La semana pasada, cuando criticaba al sistema político de EE.UU. que no mueve un dedo para controlar la venta de armas, veía solamente la paja en el ojo ajeno sin reparar que ese fenómeno es minúsculo comparado con la sistemática matanza de gente humilde en las carreteras de nuestro país. Homicidios culposos, según los fiscales, perpetrados por esos choferes de buses cuya irresponsabilidad e impericia, sumadas al machismo, el cansancio y la falta de control de las unidades y de las licencias, los vuelven más peligrosos que un psicópata gringo con un rifle de asalto.
El accidente de esta semana, que aconteció en el tramo de Cascol a Jipijapa, no sorprendió a nadie, y menos que a nadie a este servidor que estuvo a punto de marcar calavera allí mismo hace unos 20 años.

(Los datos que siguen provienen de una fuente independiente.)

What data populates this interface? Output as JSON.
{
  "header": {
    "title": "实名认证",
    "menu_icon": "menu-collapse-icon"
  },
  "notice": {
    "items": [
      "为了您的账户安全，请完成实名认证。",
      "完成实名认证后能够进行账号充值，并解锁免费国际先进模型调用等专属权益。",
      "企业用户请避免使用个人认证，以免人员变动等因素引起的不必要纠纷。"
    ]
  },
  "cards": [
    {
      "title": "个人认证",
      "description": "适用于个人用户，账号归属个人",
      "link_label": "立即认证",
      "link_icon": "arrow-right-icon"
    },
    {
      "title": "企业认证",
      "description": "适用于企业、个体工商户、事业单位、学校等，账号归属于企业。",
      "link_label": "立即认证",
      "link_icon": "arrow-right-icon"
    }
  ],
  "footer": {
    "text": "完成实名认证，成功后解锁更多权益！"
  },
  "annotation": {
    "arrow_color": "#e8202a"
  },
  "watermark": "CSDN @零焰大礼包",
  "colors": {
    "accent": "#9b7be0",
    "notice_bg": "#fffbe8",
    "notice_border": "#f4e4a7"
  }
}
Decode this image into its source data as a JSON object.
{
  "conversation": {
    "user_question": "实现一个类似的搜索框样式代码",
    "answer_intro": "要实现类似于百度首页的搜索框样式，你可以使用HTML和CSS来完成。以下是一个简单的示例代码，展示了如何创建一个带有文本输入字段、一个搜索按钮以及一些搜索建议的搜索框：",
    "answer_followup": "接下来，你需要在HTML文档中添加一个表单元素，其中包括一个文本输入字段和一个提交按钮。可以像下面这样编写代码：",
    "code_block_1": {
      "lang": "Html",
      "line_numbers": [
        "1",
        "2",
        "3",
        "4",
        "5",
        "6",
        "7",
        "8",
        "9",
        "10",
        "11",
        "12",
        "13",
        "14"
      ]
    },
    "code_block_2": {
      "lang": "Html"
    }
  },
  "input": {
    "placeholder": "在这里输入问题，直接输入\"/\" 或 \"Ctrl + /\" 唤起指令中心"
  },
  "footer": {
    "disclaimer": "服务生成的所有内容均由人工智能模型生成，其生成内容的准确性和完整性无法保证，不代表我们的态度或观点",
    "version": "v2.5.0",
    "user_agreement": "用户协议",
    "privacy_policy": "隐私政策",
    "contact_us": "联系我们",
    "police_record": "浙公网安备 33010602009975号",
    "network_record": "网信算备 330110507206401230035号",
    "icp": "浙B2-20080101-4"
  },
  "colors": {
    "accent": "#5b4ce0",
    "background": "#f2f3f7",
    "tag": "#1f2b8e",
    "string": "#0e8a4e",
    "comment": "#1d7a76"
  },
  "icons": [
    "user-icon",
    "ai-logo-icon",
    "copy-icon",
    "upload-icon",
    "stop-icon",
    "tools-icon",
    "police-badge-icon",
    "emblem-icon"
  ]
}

Cualquiera ciudadano de a pie que sube a un bus interprovincial sabe que se está jugando la vida; sin embargo, obligado por la necesidad, había tomado un bus de Guayaquil a Manta. Iba en el primer asiento, justo detrás del chofer de un pullman de amplios parabrisas, de modo que sentía en la piel el peligro del asfalto pues el desalmado conducía a excesiva velocidad por las rectas, asunto que se volvió de vida o muerte cuando empezaron las curvas de Cascol. Ni en un Porsche habría conducido yo de esa manera.
Mirando la cara de terror de los pasajeros, le pedí dos veces que fuera más despacio; a la tercera, cuando casi desbarrancamos, le di un manotazo en la cabeza. Desconcertado por la novedad de que alguien le parara el carro, el tipo aminoró un rato la marcha. Luego cuchicheó con el oficial, quien me miraba de reojo, y volvió a acelerar. Ahora quería provocarme: un macho manabita no se iba a quedar sin responder. “Pare que me bajo” dije y no tuvo más remedio que dejarme al borde de unos matorrales y partir raudo a alcanzar a los pasajeros que se agolpaban en el cruce siguiente.
En otra ocasión subimos en el Vitara de la Paula desde la playa hasta el borde de la carretera que va a Jama, por la que venía a gran velocidad un bus de pasajeros de color verde. El chofer perdió el control y embistió a la pared de bloque que hacía esquina con el camino donde estábamos nosotros; si apuntaba unos metros más adelante nos pegaba de lleno y no contábamos el cuento. Mientras los heridos salían ensangrentados y entre lamentos vi cómo el chofer, de unos 35 años, camisa blanca manga corta, sin heridas visibles, abandonaba al trotecito el lugar del crimen y se trepaba en la primera camioneta que pasó.
¿A dónde quiero llegar? A que esa forma de manejar, de evadir controles y huir de sus responsabilidades es producto de una cultura del abuso y la prepotencia que se manifiesta a todo nivel. Manejamos como vivimos. Por ello, es lógico deducir que esos tipos conducen sus buses con la misma audacia sin escrúpulos con la que Capaya manejó la refinería, Espinosa quebró el Seguro Social y Correa, Rivera y De la Torre botaron jodiendo la economía.